The Finance Ministry said the current account, the broadest measure of Japan’s trade with the rest of the world, came in at 4.7 trillion yen ($ 50 billion) in 2012, the smallest annual surplus since comparable data was made available in 1985.
The current account measures not only international trade in goods but also services, tourism and Japan’s foreign investments abroad.
The news was also poor for December, with the country logging a monthly deficit of 264.1 billion yen, reversing a year-earlier surplus of 265.7 billion yen.
That was the first deficit for the month of December since 1985 and the second straight month in negative territory.
The figures come after Japan last month said it logged a record trade deficit for 2012, the second consecutive annual trade shortfall.
The data are likely to heap renewed pressure on Japan’s new government to fulfill an election pledge to reinvigorate the limp economy.
The European Union’s financial troubles hit demand for Japan-brand imports, while shipments to major trade partner China slumped due to a Tokyo-Beijing territorial spat, which sparked a consumer boycott of Japanese goods.
Tokyo’s energy bills, meanwhile, have shot up as it turned to pricey fossil-fuel alternatives after switching off its nuclear reactors following the atomic crisis at Fukushima in 2011, with expenses set to grow as the yen weakens.
“While the yen’s recent weakening will help exports to recover somewhat, the same yen weakness will push up costs for imported goods and materials,” Toshihiro Nagahama, chief economist at Dai-Ichi Life Research Institute, told Dow Jones Newswires.
“That means any current account surplus will never return to the level where it once was.”
Meanwhile, Japan’s Finance Minister Taro Aso said yesterday the yen’s recent tumble against the dollar was something unexpected, a comment which immediately led to a rally in the Japanese unit.
Aso told the lower house budget committee: “The exchange rate has abruptly reached the 90 yen level from its previous 78-79 yen level in a manner we didn’t anticipate,” according to Japanese media.

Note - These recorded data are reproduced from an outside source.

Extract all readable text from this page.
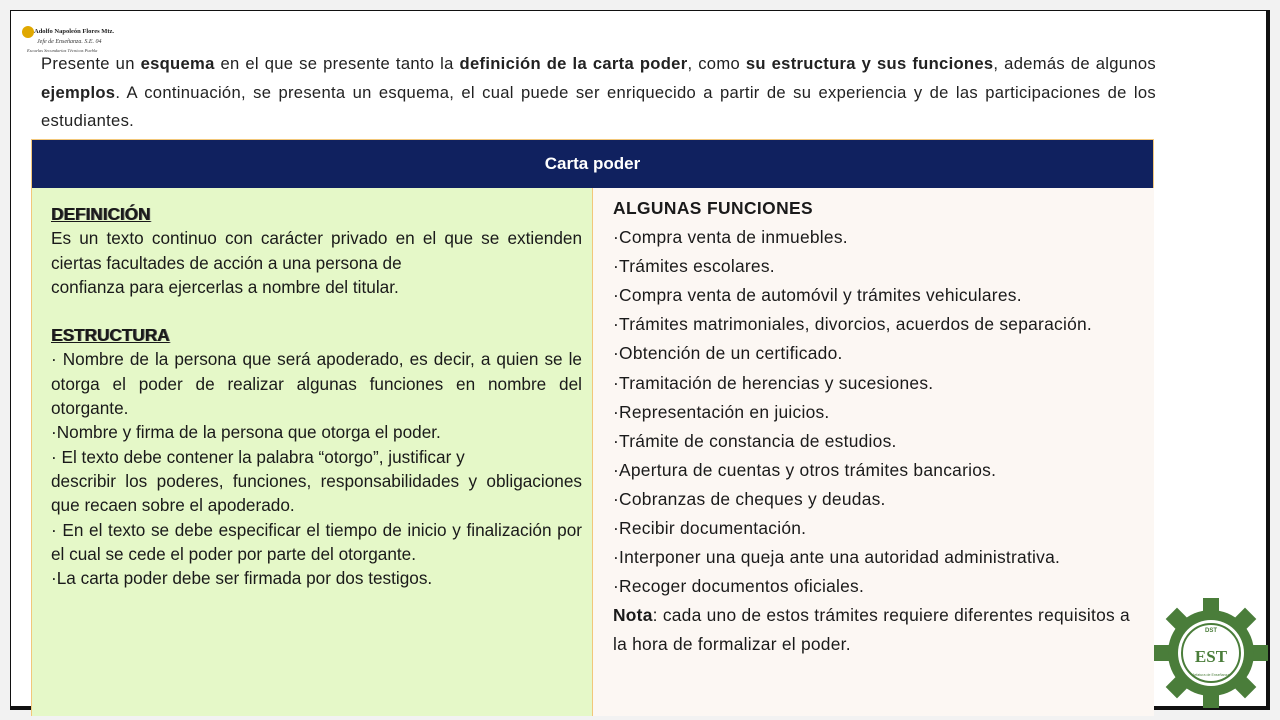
Adolfo Napoleón Flores Mtz.
Jefe de Enseñanza. S.E. 04
Escuelas Secundarias Técnicas Puebla
Presente un esquema en el que se presente tanto la definición de la carta poder, como su estructura y sus funciones, además de algunos ejemplos. A continuación, se presenta un esquema, el cual puede ser enriquecido a partir de su experiencia y de las participaciones de los estudiantes.
Carta poder
DEFINICIÓN
Es un texto continuo con carácter privado en el que se extienden ciertas facultades de acción a una persona de
confianza para ejercerlas a nombre del titular.
ESTRUCTURA
· Nombre de la persona que será apoderado, es decir, a quien se le otorga el poder de realizar algunas funciones en nombre del otorgante.
·Nombre y firma de la persona que otorga el poder.
· El texto debe contener la palabra “otorgo”, justificar y
describir los poderes, funciones, responsabilidades y obligaciones que recaen sobre el apoderado.
· En el texto se debe especificar el tiempo de inicio y finalización por el cual se cede el poder por parte del otorgante.
·La carta poder debe ser firmada por dos testigos.
ALGUNAS FUNCIONES
·Compra venta de inmuebles.
·Trámites escolares.
·Compra venta de automóvil y trámites vehiculares.
·Trámites matrimoniales, divorcios, acuerdos de separación.
·Obtención de un certificado.
·Tramitación de herencias y sucesiones.
·Representación en juicios.
·Trámite de constancia de estudios.
·Apertura de cuentas y otros trámites bancarios.
·Cobranzas de cheques y deudas.
·Recibir documentación.
·Interponer una queja ante una autoridad administrativa.
·Recoger documentos oficiales.
Nota: cada uno de estos trámites requiere diferentes requisitos a la hora de formalizar el poder.
DST
EST
Jefatura de Enseñanza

Following the comment in the afternoon, the dollar slid to 92.17 yen from a morning high of 93.75 yen. But a Japanese Finance Ministry official later clarified Aso’s remark by saying he had meant to say the yen’s recent fall had been “fast-paced” rather than unexpected, according to Dow Jones Newswire.
The official declined to make any further comment, apparently out of concern that further clarification would be taken as an attempt to talk down the yen, the report said.
Aso was commenting on the economic drive by Japan’s new conservative government of Prime Minister Shinzo Abe, which swept to power in December, to ease monetary policy, increase public spending and strive for economic growth.
“The Abe government is the first in 20 years to move these three (elements),” helping an upsurge in share prices, the finance minister said, according to Japanese media.
The yen has tumbled about 10 percent against the dollar since Abe took office in late December, sparking criticism that Japan was attempting competitive devaluation of its currency.